Nuclear localization signals and nuclear export signals on proteins to be transported through NPCs are recognized by corresponding nuclear transport receptors. These receptors function by binding their cargoes selectively on one side of the nuclear envelope, increasing the diffusion rate through NPCs, and releasing cargoes selectively on the other side. The free energy of GTP hydrolysis by the monomeric GTPase Ran is harnessed to provide the directionality for nuclear transport. Messenger RNAs are exported from the nucleus through NPCs as parts of large ribonucleoprotein complexes; they use a different transport route that uses ATP hydrolysis to remodel the complexes at the cytosolic side of NPCs. Cells regulate the transport of nuclear proteins and RNA molecules through the NPCs by controlling the access of these molecules to the transport machinery. Because nuclear localization signals are not removed, nuclear proteins can be imported repeatedly, as is required each time that the nucleus reassembles after mitosis.

nuclear envelope: The double membrane (two bilayers) surrounding the nucleus. Consists of an outer and inner membrane and is perforated by nuclear pores. The outer membrane is continuous with the endoplasmic reticulum.
inner nuclear membrane: One of two concentric membranes comprising the nuclear envelope; contains specific proteins as anchoring sites for chromatin and the nuclear lamina.
nuclear lamina: Fibrous meshwork of proteins on the inner surface of the inner nuclear membrane.
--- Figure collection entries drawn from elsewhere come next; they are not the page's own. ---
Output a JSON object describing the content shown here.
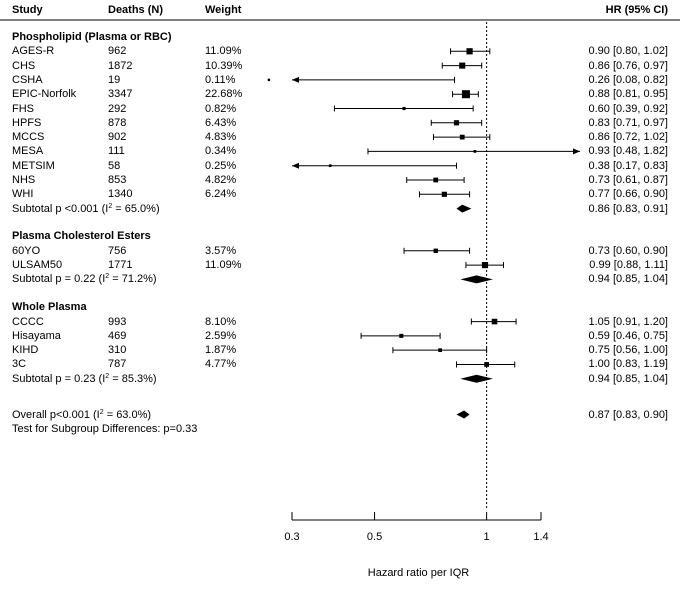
{
  "chart_data": {
    "type": "forest",
    "headers": {
      "study": "Study",
      "deaths": "Deaths (N)",
      "weight": "Weight",
      "hr": "HR (95% CI)"
    },
    "x_scale": "log",
    "xlim": [
      0.3,
      1.4
    ],
    "xticks": [
      0.3,
      0.5,
      1,
      1.4
    ],
    "xtick_labels": [
      "0.3",
      "0.5",
      "1",
      "1.4"
    ],
    "xlabel": "Hazard ratio per IQR",
    "reference_line": 1,
    "groups": [
      {
        "title": "Phospholipid (Plasma or RBC)",
        "studies": [
          {
            "study": "AGES-R",
            "deaths": "962",
            "weight": "11.09%",
            "hr": 0.9,
            "lo": 0.8,
            "hi": 1.02,
            "hr_text": "0.90 [0.80, 1.02]"
          },
          {
            "study": "CHS",
            "deaths": "1872",
            "weight": "10.39%",
            "hr": 0.86,
            "lo": 0.76,
            "hi": 0.97,
            "hr_text": "0.86 [0.76, 0.97]"
          },
          {
            "study": "CSHA",
            "deaths": "19",
            "weight": "0.11%",
            "hr": 0.26,
            "lo": 0.08,
            "hi": 0.82,
            "hr_text": "0.26 [0.08, 0.82]"
          },
          {
            "study": "EPIC-Norfolk",
            "deaths": "3347",
            "weight": "22.68%",
            "hr": 0.88,
            "lo": 0.81,
            "hi": 0.95,
            "hr_text": "0.88 [0.81, 0.95]"
          },
          {
            "study": "FHS",
            "deaths": "292",
            "weight": "0.82%",
            "hr": 0.6,
            "lo": 0.39,
            "hi": 0.92,
            "hr_text": "0.60 [0.39, 0.92]"
          },
          {
            "study": "HPFS",
            "deaths": "878",
            "weight": "6.43%",
            "hr": 0.83,
            "lo": 0.71,
            "hi": 0.97,
            "hr_text": "0.83 [0.71, 0.97]"
          },
          {
            "study": "MCCS",
            "deaths": "902",
            "weight": "4.83%",
            "hr": 0.86,
            "lo": 0.72,
            "hi": 1.02,
            "hr_text": "0.86 [0.72, 1.02]"
          },
          {
            "study": "MESA",
            "deaths": "111",
            "weight": "0.34%",
            "hr": 0.93,
            "lo": 0.48,
            "hi": 1.82,
            "hr_text": "0.93 [0.48, 1.82]"
          },
          {
            "study": "METSIM",
            "deaths": "58",
            "weight": "0.25%",
            "hr": 0.38,
            "lo": 0.17,
            "hi": 0.83,
            "hr_text": "0.38 [0.17, 0.83]"
          },
          {
            "study": "NHS",
            "deaths": "853",
            "weight": "4.82%",
            "hr": 0.73,
            "lo": 0.61,
            "hi": 0.87,
            "hr_text": "0.73 [0.61, 0.87]"
          },
          {
            "study": "WHI",
            "deaths": "1340",
            "weight": "6.24%",
            "hr": 0.77,
            "lo": 0.66,
            "hi": 0.9,
            "hr_text": "0.77 [0.66, 0.90]"
          }
        ],
        "subtotal": {
          "label_pre": "Subtotal p <0.001 (I",
          "label_post": " = 65.0%)",
          "hr": 0.86,
          "lo": 0.83,
          "hi": 0.91,
          "hr_text": "0.86 [0.83, 0.91]"
        }
      },
      {
        "title": "Plasma Cholesterol Esters",
        "studies": [
          {
            "study": "60YO",
            "deaths": "756",
            "weight": "3.57%",
            "hr": 0.73,
            "lo": 0.6,
            "hi": 0.9,
            "hr_text": "0.73 [0.60, 0.90]"
          },
          {
            "study": "ULSAM50",
            "deaths": "1771",
            "weight": "11.09%",
            "hr": 0.99,
            "lo": 0.88,
            "hi": 1.11,
            "hr_text": "0.99 [0.88, 1.11]"
          }
        ],
        "subtotal": {
          "label_pre": "Subtotal p = 0.22 (I",
          "label_post": " = 71.2%)",
          "hr": 0.94,
          "lo": 0.85,
          "hi": 1.04,
          "hr_text": "0.94 [0.85, 1.04]"
        }
      },
      {
        "title": "Whole Plasma",
        "studies": [
          {
            "study": "CCCC",
            "deaths": "993",
            "weight": "8.10%",
            "hr": 1.05,
            "lo": 0.91,
            "hi": 1.2,
            "hr_text": "1.05 [0.91, 1.20]"
          },
          {
            "study": "Hisayama",
            "deaths": "469",
            "weight": "2.59%",
            "hr": 0.59,
            "lo": 0.46,
            "hi": 0.75,
            "hr_text": "0.59 [0.46, 0.75]"
          },
          {
            "study": "KIHD",
            "deaths": "310",
            "weight": "1.87%",
            "hr": 0.75,
            "lo": 0.56,
            "hi": 1.0,
            "hr_text": "0.75 [0.56, 1.00]"
          },
          {
            "study": "3C",
            "deaths": "787",
            "weight": "4.77%",
            "hr": 1.0,
            "lo": 0.83,
            "hi": 1.19,
            "hr_text": "1.00 [0.83, 1.19]"
          }
        ],
        "subtotal": {
          "label_pre": "Subtotal p = 0.23 (I",
          "label_post": " = 85.3%)",
          "hr": 0.94,
          "lo": 0.85,
          "hi": 1.04,
          "hr_text": "0.94 [0.85, 1.04]"
        }
      }
    ],
    "overall": {
      "label_pre": "Overall p<0.001 (I",
      "label_post": " = 63.0%)",
      "hr": 0.87,
      "lo": 0.83,
      "hi": 0.9,
      "hr_text": "0.87 [0.83, 0.90]"
    },
    "superscript": "2",
    "subgroup_test": "Test for Subgroup Differences: p=0.33"
  }
}
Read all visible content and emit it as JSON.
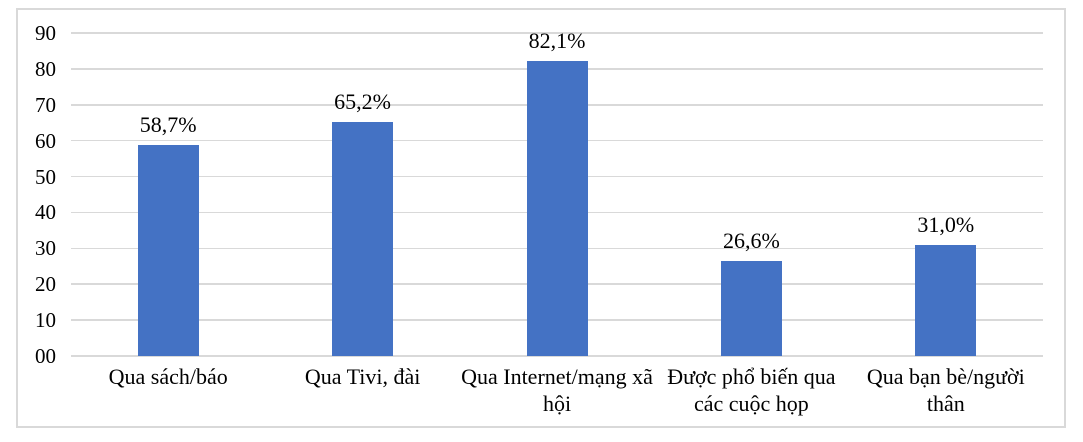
{
  "chart_data": {
    "type": "bar",
    "title": "",
    "categories": [
      "Qua sách/báo",
      "Qua Tivi, đài",
      "Qua Internet/mạng xã hội",
      "Được phổ biến qua các cuộc họp",
      "Qua bạn bè/người thân"
    ],
    "values": [
      58.7,
      65.2,
      82.1,
      26.6,
      31.0
    ],
    "data_labels": [
      "58,7%",
      "65,2%",
      "82,1%",
      "26,6%",
      "31,0%"
    ],
    "y_ticks": [
      {
        "value": 0,
        "label": "00"
      },
      {
        "value": 10,
        "label": "10"
      },
      {
        "value": 20,
        "label": "20"
      },
      {
        "value": 30,
        "label": "30"
      },
      {
        "value": 40,
        "label": "40"
      },
      {
        "value": 50,
        "label": "50"
      },
      {
        "value": 60,
        "label": "60"
      },
      {
        "value": 70,
        "label": "70"
      },
      {
        "value": 80,
        "label": "80"
      },
      {
        "value": 90,
        "label": "90"
      }
    ],
    "ylim": [
      0,
      90
    ],
    "xlabel": "",
    "ylabel": "",
    "grid": "horizontal",
    "legend": "none",
    "bar_color": "#4472c4",
    "gridline_color": "#d9d9d9",
    "frame_border_color": "#d9d9d9",
    "text_color": "#000000"
  }
}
It is made up of a network of intermediate filaments formed from nuclear lamins.
outer nuclear membrane: One of two concentric membranes comprising the nuclear envelope; surrounds the inner nuclear membrane and is continuous with the inner nuclear membrane and the membrane of the endoplasmic reticulum.
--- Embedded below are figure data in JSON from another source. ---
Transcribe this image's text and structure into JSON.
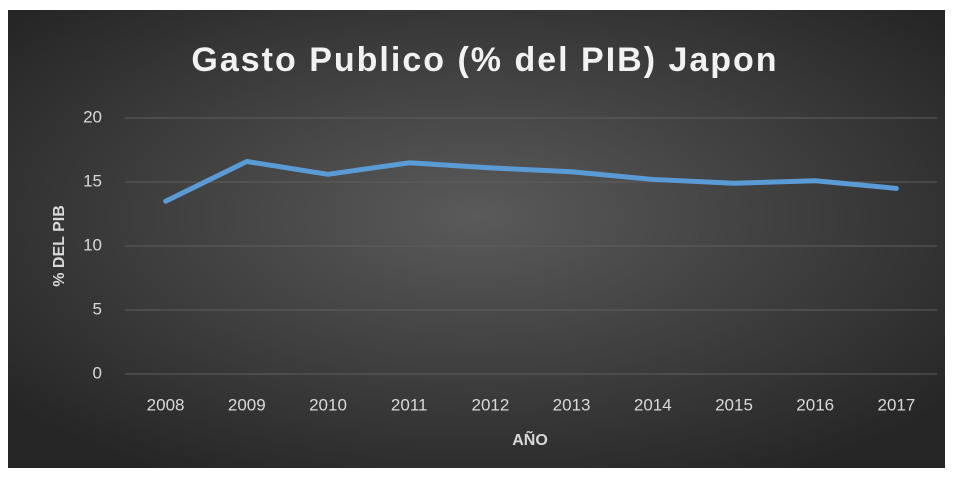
{
  "chart_data": {
    "type": "line",
    "title": "Gasto Publico (% del PIB) Japon",
    "x_label": "AÑO",
    "y_label": "% DEL PIB",
    "categories": [
      "2008",
      "2009",
      "2010",
      "2011",
      "2012",
      "2013",
      "2014",
      "2015",
      "2016",
      "2017"
    ],
    "series": [
      {
        "name": "Gasto Publico",
        "color": "#5b9bd5",
        "values": [
          13.5,
          16.6,
          15.6,
          16.5,
          16.1,
          15.8,
          15.2,
          14.9,
          15.1,
          14.5
        ]
      }
    ],
    "ylim": [
      0,
      20
    ],
    "yticks": [
      0,
      5,
      10,
      15,
      20
    ],
    "grid": true
  }
}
nuclear pore complexes (NPCs) (NPC): Large multiprotein structure forming an aqueous channel (the nuclear pore) through the nuclear envelope; it allows selected molecules to move between nucleus and cytoplasm.
nucleoporins: Any of a number of different proteins that make up nuclear pore complexes.
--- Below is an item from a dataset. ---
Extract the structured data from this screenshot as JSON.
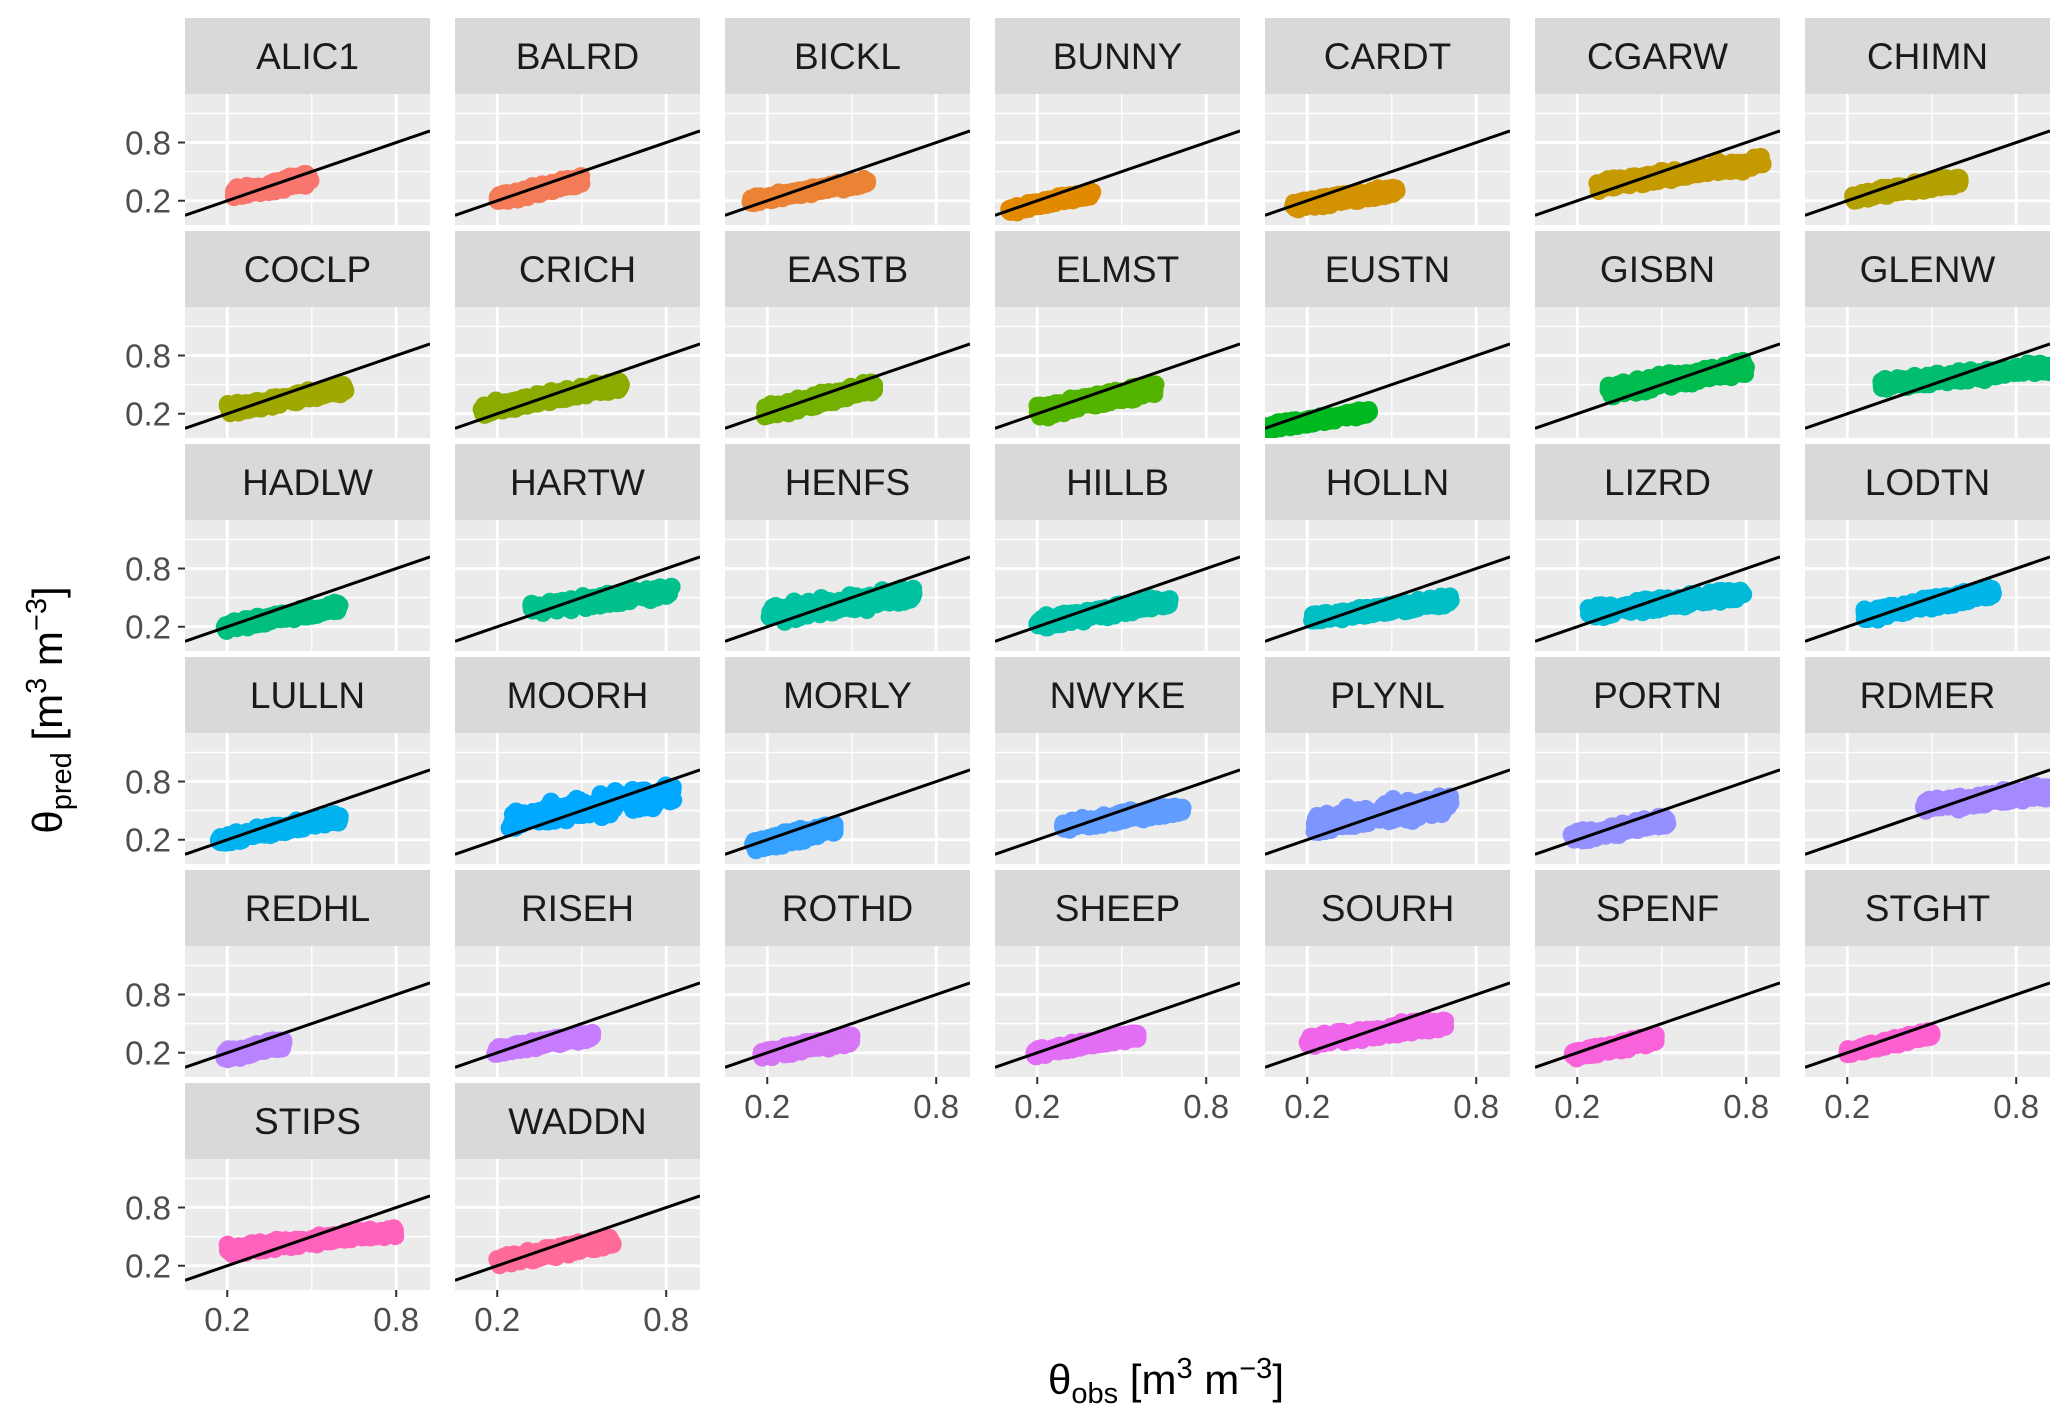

nuclear localization signals (NLSs) (NLS): Signal sequence or signal patch found in proteins destined for the nucleus that enables their selective transport into the nucleus from the cytosol through the nuclear pore complexes.
nuclear transport receptors (karyopherin): Protein that escorts macromolecules either into or out of the nucleus: nuclear import receptor or nuclear export receptor.
nuclear import receptors: Proteins that recognize nuclear localization signals to initiate the nuclear import of proteins containing the appropriate nuclear localization signal.
nuclear export receptors: Proteins that bind to both the export signal and nuclear pore complex proteins, so as to guide their cargo through the nuclear pore complex to the cytosol.
Ran (Ran protein): Monomeric GTPase of the Ras superfamily present in both cytosol and nucleus. It is required for the active transport of macromolecules into and out of the nucleus through nuclear pore complexes.
nuclear export signals: Sorting signal contained in the structure of those protein molecules and RNA–protein complexes that are to be transported from the nucleus to the cytosol through nuclear pore complexes; includes nuclear RNPs and new ribosomal subunits.
nuclear lamin: Protein subunit of the intermediate filaments that form the nuclear lamina.